Subject
“The poems in this collection are interested in making the elusive palpable, or, as Mullen writes in the poem ‘Assembly,’ with putting ‘a pressure on the actual to reveal (betray, both senses) its meaning.’ And she never shies away from the difficulty surrounding this endeavor.... ”
--Julie Reid
"The obsessive force of this poetry, ruptured by caesura and stanza, is remarkable. Despite the considerable intellectual torque, the poems, concerned always with identity, the borders of the I and the Here, are quite funny in passages. The drama of this work is gripping, convulsive, and intense."
--Forrest Gander
“To write today in English means using an idiom that is hegemonic, ‘globalized,’ no longer national. Vacated. A human, though, is necessarily sited, and here we find Mullen’s Subject. Its movement open to both “(gone) and suture,” it grasps an anxiety in American speech too often covered over by Americans, though it’s visible in the world.
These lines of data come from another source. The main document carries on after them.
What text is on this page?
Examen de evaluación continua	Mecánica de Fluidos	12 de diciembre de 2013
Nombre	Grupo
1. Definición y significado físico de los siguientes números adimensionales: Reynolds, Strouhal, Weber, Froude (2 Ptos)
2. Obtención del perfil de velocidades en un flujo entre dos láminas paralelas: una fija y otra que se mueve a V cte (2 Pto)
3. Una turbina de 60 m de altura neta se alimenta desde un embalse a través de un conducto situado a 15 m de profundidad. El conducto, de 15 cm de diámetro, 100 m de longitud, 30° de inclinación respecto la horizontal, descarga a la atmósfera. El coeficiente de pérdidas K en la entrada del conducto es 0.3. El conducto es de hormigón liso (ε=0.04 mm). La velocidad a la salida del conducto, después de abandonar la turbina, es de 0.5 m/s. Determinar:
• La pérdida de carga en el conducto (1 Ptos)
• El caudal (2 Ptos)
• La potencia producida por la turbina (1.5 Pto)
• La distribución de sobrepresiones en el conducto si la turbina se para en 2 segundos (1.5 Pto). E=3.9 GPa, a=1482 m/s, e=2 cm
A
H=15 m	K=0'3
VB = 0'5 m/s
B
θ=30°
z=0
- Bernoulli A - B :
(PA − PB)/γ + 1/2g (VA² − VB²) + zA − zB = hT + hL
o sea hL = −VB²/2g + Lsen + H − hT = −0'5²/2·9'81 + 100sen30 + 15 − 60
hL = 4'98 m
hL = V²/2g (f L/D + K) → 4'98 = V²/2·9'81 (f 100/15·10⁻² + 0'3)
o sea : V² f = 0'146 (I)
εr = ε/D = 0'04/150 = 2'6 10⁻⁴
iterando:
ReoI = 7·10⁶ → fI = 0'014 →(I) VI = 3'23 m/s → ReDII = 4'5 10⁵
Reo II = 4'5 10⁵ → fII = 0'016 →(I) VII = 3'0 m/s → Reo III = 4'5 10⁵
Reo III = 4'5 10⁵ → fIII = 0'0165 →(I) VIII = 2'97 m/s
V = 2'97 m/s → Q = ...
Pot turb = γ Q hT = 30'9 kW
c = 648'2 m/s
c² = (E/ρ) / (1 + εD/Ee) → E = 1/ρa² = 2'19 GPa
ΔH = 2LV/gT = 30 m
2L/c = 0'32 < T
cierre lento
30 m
To cite Agamben” ‘the ethical subject is a subject that bears witness to a desubjectification.’ Mullen’s ‘subject’ is not one of triumphalism; it articulates the ‘no-one,’ the ‘not-even-who’ that generates being’s fiber, its viscosity, presence. In Mullen, ‘Belonging to a body / To itself unrecognizable’ is followed by ‘Open the doors. Here.’ Her ‘here’ is poetry that American English needs.”